日向山(ひなたやま)
 〜海浜と見紛う鮮やかな白色の砂地〜標高1,660m〜
 この山の名だけ聞くと、いかにも展望の開けた、日向の暖かい頂上を有する山といった情景をイメージする。実際、この山に訪れてみると、頂上付近は極めて明るい。が… この山の場合、明るい理由は単に樹木などの障害がないというのみにとどまらない。

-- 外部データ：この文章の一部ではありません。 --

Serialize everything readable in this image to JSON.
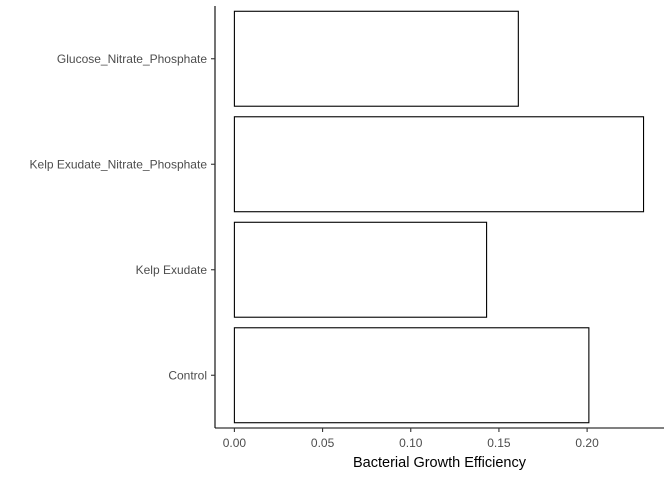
{
  "chart_data": {
    "type": "bar",
    "orientation": "horizontal",
    "categories": [
      "Control",
      "Kelp Exudate",
      "Kelp Exudate_Nitrate_Phosphate",
      "Glucose_Nitrate_Phosphate"
    ],
    "values": [
      0.201,
      0.143,
      0.232,
      0.161
    ],
    "xlabel": "Bacterial Growth Efficiency",
    "ylabel": "",
    "xlim": [
      -0.011,
      0.2436
    ],
    "xticks": [
      0.0,
      0.05,
      0.1,
      0.15,
      0.2
    ],
    "xtick_labels": [
      "0.00",
      "0.05",
      "0.10",
      "0.15",
      "0.20"
    ],
    "grid": false,
    "bar_fill": "#ffffff",
    "bar_stroke": "#000000"
  }
}
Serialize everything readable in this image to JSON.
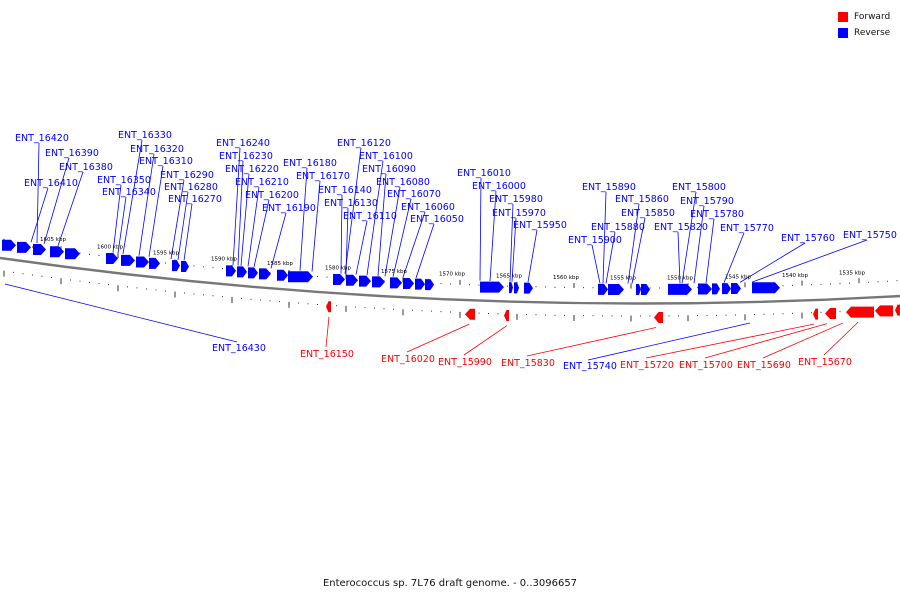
{
  "legend": {
    "forward_label": "Forward",
    "reverse_label": "Reverse",
    "forward_color": "#ff0000",
    "reverse_color": "#0000ff"
  },
  "caption": "Enterococcus sp. 7L76 draft genome. - 0..3096657",
  "ruler_ticks": [
    "1605 kbp",
    "1600 kbp",
    "1595 kbp",
    "1590 kbp",
    "1585 kbp",
    "1580 kbp",
    "1575 kbp",
    "1570 kbp",
    "1565 kbp",
    "1560 kbp",
    "1555 kbp",
    "1550 kbp",
    "1545 kbp",
    "1540 kbp",
    "1535 kbp"
  ],
  "reverse_genes": [
    "ENT_16420",
    "ENT_16390",
    "ENT_16380",
    "ENT_16410",
    "ENT_16330",
    "ENT_16320",
    "ENT_16310",
    "ENT_16350",
    "ENT_16340",
    "ENT_16290",
    "ENT_16280",
    "ENT_16270",
    "ENT_16240",
    "ENT_16230",
    "ENT_16220",
    "ENT_16210",
    "ENT_16200",
    "ENT_16190",
    "ENT_16180",
    "ENT_16170",
    "ENT_16120",
    "ENT_16100",
    "ENT_16090",
    "ENT_16080",
    "ENT_16070",
    "ENT_16060",
    "ENT_16050",
    "ENT_16140",
    "ENT_16130",
    "ENT_16110",
    "ENT_16010",
    "ENT_16000",
    "ENT_15980",
    "ENT_15970",
    "ENT_15950",
    "ENT_15890",
    "ENT_15860",
    "ENT_15850",
    "ENT_15880",
    "ENT_15900",
    "ENT_15800",
    "ENT_15790",
    "ENT_15780",
    "ENT_15820",
    "ENT_15770",
    "ENT_15760",
    "ENT_15750",
    "ENT_16430",
    "ENT_15740"
  ],
  "forward_genes": [
    "ENT_16150",
    "ENT_16020",
    "ENT_15990",
    "ENT_15830",
    "ENT_15720",
    "ENT_15700",
    "ENT_15690",
    "ENT_15670"
  ]
}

 この山の頂上付近には、「雁ケ原」というザレ場があるのだが、実はこのザレ場こそ、この山が明るいもう一つの要因。というのは、このザレ場、ただのザレ場ではない… 花崗岩の風化した、雪のように鮮やかな白色のザレ場なのだ! この異様な光景を、海の砂浜に例えたのは、私の敬愛する登山家の丸山晴弘氏(ケイシイシイ刊『山旅湯旅ふたたび』P58参照)。まさにこれ以上はない、当を得た例えと思う。青空をバックに白い砂丘が眼前に拡がる様は、全く砂浜海岸の情景そのものだ。
 ちなみに、この山のすぐ南西に聳える甲斐駒ケ岳も、雪かと見紛うほどに鮮やかな白色の花崗岩の露岩を身にまとっており、このあたり一帯の花崗岩が他に比して鮮やかな白色の岩質を有していることは疑いなく、日向山の頂上付近は、それが究極といえるまでに表出している地点なのだろう。そういえば、山麓は有名なサントリーの工場のある白州町(現:北杜市)だが、この町の名も、あるいはこの花崗岩の白さに由来するものだろうか?
 いずれにせよ、そんな山なればこそ、一見の価値は十分ある。まだ行かれてない向きには、是非一度訪れてみてほしい。筆者はこの山に登るのに、中央自動車道を山梨県方向へ南下して小淵沢ICで高速道を下り、白州町(当時)の「日本名水100選」で有名な尾白川渓谷の北側山腹をぬって延びる「尾白川林道」に入った。「錦滝」のあるあたりが登山口になるが、この林道、進むにしたがって細く、かつダートとなるので、登山口まで車で入るのは難しいかも知れない。それでも入れる所まで入って適当な所に駐車して登れば、かなり時間短縮が図れるはずだ。筆者の場合、駐車後しばらく林道を歩き、登山口で林道から離れて北に登り、前述の「雁ケ原」経由頂上まで約1時間半を要した。かの現実離れした景観を堪能した後、三角点を往復したが、こちらは樹林に囲まれて展望が全くない上、最高点にあらず。よって、時間がない向きには割愛してもよいだろう。